Ruang dan waktu merupakan salah satu persoalan ilmu pengetahuan dan filsafat yang sangat fundamental. Sejak Zeno, filsuf Yunani Kuno, yang memperbincangkan paradoks ruang, waktu, dan gerak hingga Einstein yang membangun teori relativitas, kita saksikan begitu beragamnya para ilmuwan dan filsuf memberi makna ruang dan waktu. Ada sekelompok ilmuwan yang berpendapat bahwa ruang dan waktu merupakan realitas riil, objektif; seolah-olah dapat kita pegang dan kita kuasai. Di lain pihak ada kelompok yang berpendapat bahwa ruang dan waktu bersifat subjektif, melekat dalam diri subjek (Siswanto, 1996). Maka banyak sekali pertanyaan-pertanyaan yang muncul terkait ruang dan waktu, seperti “Apa hakikat waktu?”, Akankah waktu berakhir?”, “Apa kaitan waktu dengan ruang?”, “Dari mana alam semesta berasal dan kemana tujuannya?”, dan lain sebagainya.

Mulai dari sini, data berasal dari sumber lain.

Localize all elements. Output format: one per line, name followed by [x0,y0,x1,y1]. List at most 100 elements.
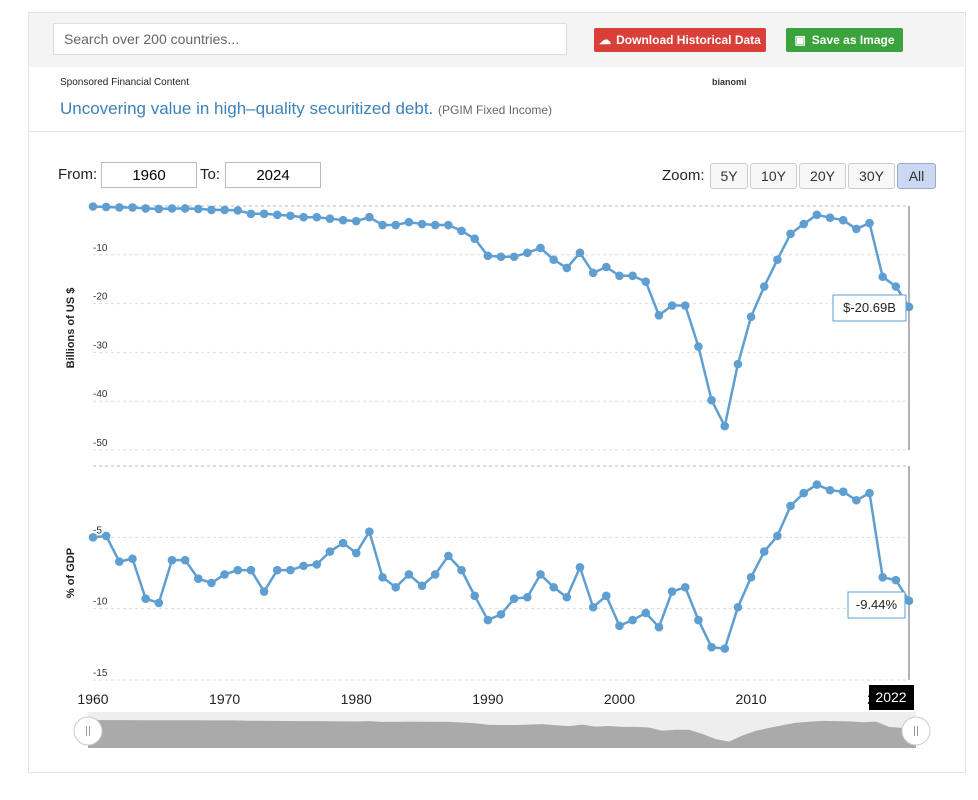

Filsafat memang tidak secara spesifik membahas mengenai alam semesta. Akan tetapi, teori-teori awal mengenai alam semesta banyak dimunculkan pertama kali oleh para filsuf (walaupun belum tentu teori tersebut sepenuhnya benar). Hal ini ditandai dengan munculnya pemikiran Thales, filsuf Yunani Kuno, yang mengenai unsur-unsur penyusun alam semesta. Bahkan pada tahun 340 SM, Aristoteles dalam bukunya Peri Ouranou (Mengenai Angkasa) sudah mengajukan dua argumen bagus untuk percaya bahwa bumi berbentuk bola, bukan bidang datar. Pertama, Aristoteles menyadari bahwa gerhana bulan disebabkan bumi berada di antara matahari dan bulan. Bayangan bumi di bulan selalu bulat, yang hanya bisa terjadi apabila bumi berbentuk bola. Jika bumi adalah lingkaran datar, maka bayangannya akan berbentuk jorong dan elips, kecuali kalau gerhana selalu terjadi ketika matahari berada tepat di balik tengah lingkaran itu. Kedua, bangsa Yunani tahu berdasarkan pengalaman perjalanan bahwa Bintang Utara tampak lebih rendah di angkasa ketika dilihat di selatan, dari pada di utara. (Karena Bintang Utara terletak di atas Kutub Utara, maka di Kutub Utara, Bintang Utara terlihat tepat di atas kepala pengamat, namun bagi pengamat di khatulistiwa, Bintang Utara terletak dekat cakrawala). Dari perbedaan posisi tampaknya Bintang Utara di Mesir dan Yunani, Aristoteles bahkan menyebutkan perkiraan bahwa panjang keliling bola bumi adalah 400.000 stadium. Tak diketahui dengan tepat seberapa panjangkah satu stadium, tapi kira-kira sekitar 200 yard (183 m), sehingga perkiraan Aristoteles adalah dua kali lipat panjang keliling Bumi yang sekarang diketahui. Bangsa Yunani bahkan punya argumen ketiga yang menunjukkan bahwa Bumi berbentuk bola, karena kapal yang datang dari kejauhan di cakrawala terlihat layarnya dahulu, baru luasnya (Hawking, 2013). Menurut saya ini adalah sesuatu yang luar biasa, sebab di Yunani sana telah ditemukan bahwa bumi berbentuk bola pada beratus tahun sebelum Masehi.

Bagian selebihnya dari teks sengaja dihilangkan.